[LU-7459] Incorrect file count with lfs quota Created: 21/Nov/15 Updated: 21/Jul/17 Resolved: 21/Jul/17 |
|
| Status: | Resolved |
| Project: | Lustre |
| Component/s: | None |
| Affects Version/s: | Lustre 2.5.4 |
| Fix Version/s: | None |
| Type: | Bug | Priority: | Minor |
| Reporter: | Joe Mervini | Assignee: | Niu Yawei (Inactive) |
| Resolution: | Incomplete | Votes: | 0 |
| Labels: | None | ||
| Environment: |
Toss 2.3-4/2.4-2 |
||
| Attachments: |
|
||||||||
| Issue Links: |
|
||||||||
| Epic/Theme: | Quota | ||||||||
| Severity: | 3 | ||||||||
| Rank (Obsolete): | 9223372036854775807 | ||||||||
| Description |
|
We have a process that periodically does a lfs quota throughout the day to monitor the usage on our file system. Recently we have started observing that while the usage numbers are being reported, the number of files that are reported for a given user went from a given number (e.g., 100,000 files) to 0 or 1. This has persisted through system reboots and a OS/Lustre update. Once the given user's file count is reported as 0 or 1 it never changes. However checking the quota for the user's GID will generate a file count. Anecdotally, it appears that only users that are affected are those that have files that have mixed user and group IDs. All the normal checks have been performed (i.e., consistency of UID/GID in the password files between the file servers and clients, checking the MDT for ownership, checking file count with ls -l, etc.). It almost appears that an error condition is being flagged that needs to be cleared. |
| Comments |
| Comment by Peter Jones [ 21/Nov/15 ] |
|
Niu Could you please advise Thanks Peter PS/ It was great to see you in person this week Joe! |
| Comment by Niu Yawei (Inactive) [ 23/Nov/15 ] |
Could you give an example to illustrate such situation? I don't quite understand "mixed user and group IDs" Could you pick a problematic user and post the output of "lfs quota -u $UID -v $mount" here? And please check the numbers for this user in the "/proc/fs/lustre/osd-ldiskfs/$fsname-MDT0000/quota_slave/acct_user". Thanks. |
| Comment by Joe Mervini [ 23/Nov/15 ] |
|
Here's a sample of the user's top level directory (I've X'ed out most of the file/dir names): total 266 Here is the output from the MDS: [root@fmds1 quota_slave]# grep -A1 21371 acct_user
I was going to get a word count on files in the directory using find on the UID but there were a sufficient number of files that after more than 1.5 hours it was still working and I terminated the process. I am also attaching the output from the lfs quota command as you requested. |
| Comment by Niu Yawei (Inactive) [ 24/Nov/15 ] |
|
Looks the inode accounting on backend fs is broken somehow, I have no idea why it's broken so far, but I think a quotacheck may fix it. (disable then re-enable quota feature on MDT device by tune2fs, it requires MDT offline)

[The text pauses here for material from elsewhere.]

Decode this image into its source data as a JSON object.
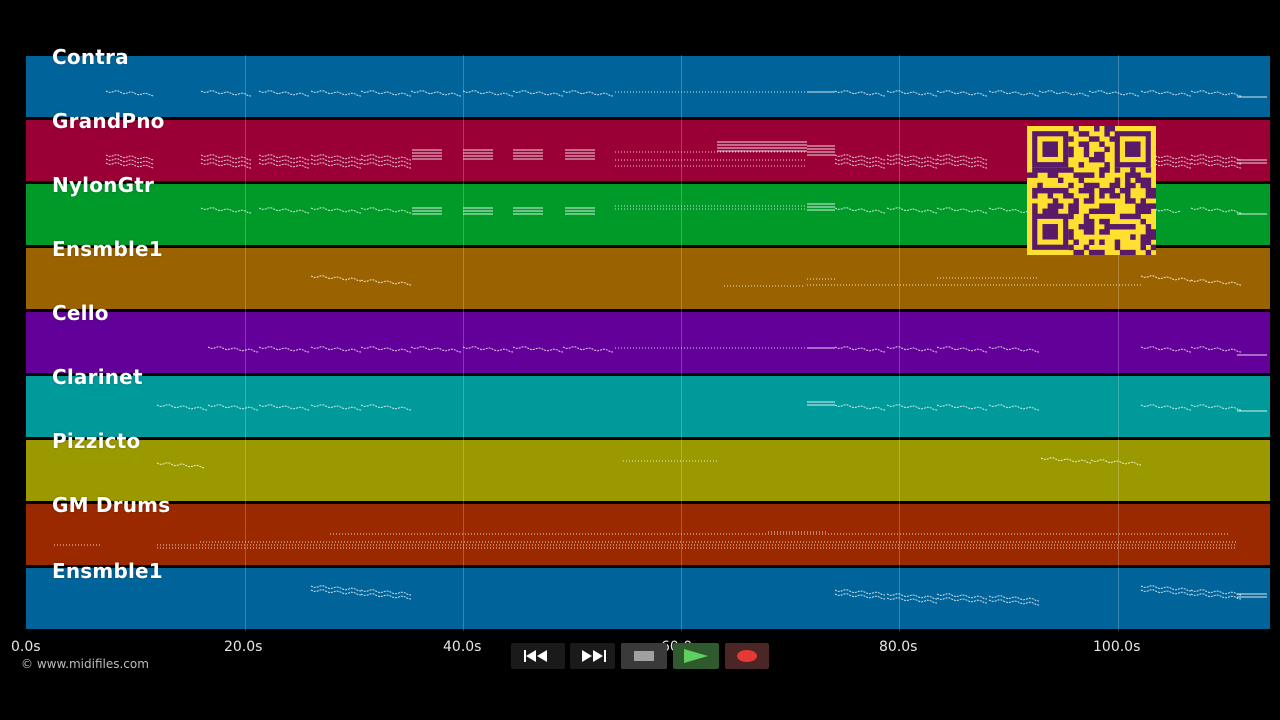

Could you elaborate on this? What do you mean "checking the quota for the user's GID"? |
| Comment by Joe Mervini [ 24/Nov/15 ] |
|
That is correct. When I run lfs quota - g <GID> -v <file system> I do get results for whatever GID exists in the directory that is having problems with the UID. So in the example of the top level directory above I get the following outputs: (Note that in our environment by default we assign the same value to both UID and GID for our users.)
And once again for illustration:
We have an scheduled outage that might permit us to do a quota check coming up the 2nd week of December. |
| Comment by Joe Mervini [ 30/Nov/15 ] |
|
Just so I'm clear, what is the process for disabling and re-enabling quotas on the newer (>2.4.0) lustre releases. The only references that I find in the manual for using tunefs.lustre is for enabling quotas after upgrading for a version of lustre older than 2.4. I'm guessing there's a --noquota parameter or something similar but there is no procedure defined. I don't know whether it's just a matter of running the tunefs.lustre back to back or if a mount is required so if you can provide that detail I'd appreciate it. |
| Comment by Niu Yawei (Inactive) [ 01/Dec/15 ] |
|
The instructions of enable/disable quota is described in manual "21.2.1. Enabling Disk Quotas (Lustre Software Release 2.4 and later)": lctl conf_param fsname.quota.ost|mdt=u|g|ug|none Using tunefs.lustre (or tune2fs) is to disable/enable quota feature on the device, which is used to enable quota accounting on backend fs. |
| Comment by Joe Mervini [ 01/Dec/15 ] |
|
Oh - sorry, I misread your comment above regarding tune2fs. I get that now. My question is: Is a mount required between the time you set mdt=none and when you set it back to mdt=ug? And when it is switched back on can I simply bring lustre back up and whatever process takes place is done in the background? |
| Comment by Niu Yawei (Inactive) [ 02/Dec/15 ] |
|
No, enabling/disabling quota by "lctl conf_param" doesn't require umount/mount, but it do need some small amount of time to let the MGS spread the new configuration onto all servers. (It's same as other parameter settings done by "lctl conf_param"), you can verify if the new configuration is taking effect by checking the proc files on each server targets. (see the quota_slave.info) |
| Comment by Niu Yawei (Inactive) [ 17/Jul/17 ] |
|
Joe, is it fixed by enabling/disabling quota feature? |
| Comment by Peter Jones [ 21/Jul/17 ] |
|
It does not seem as if this remains a concern |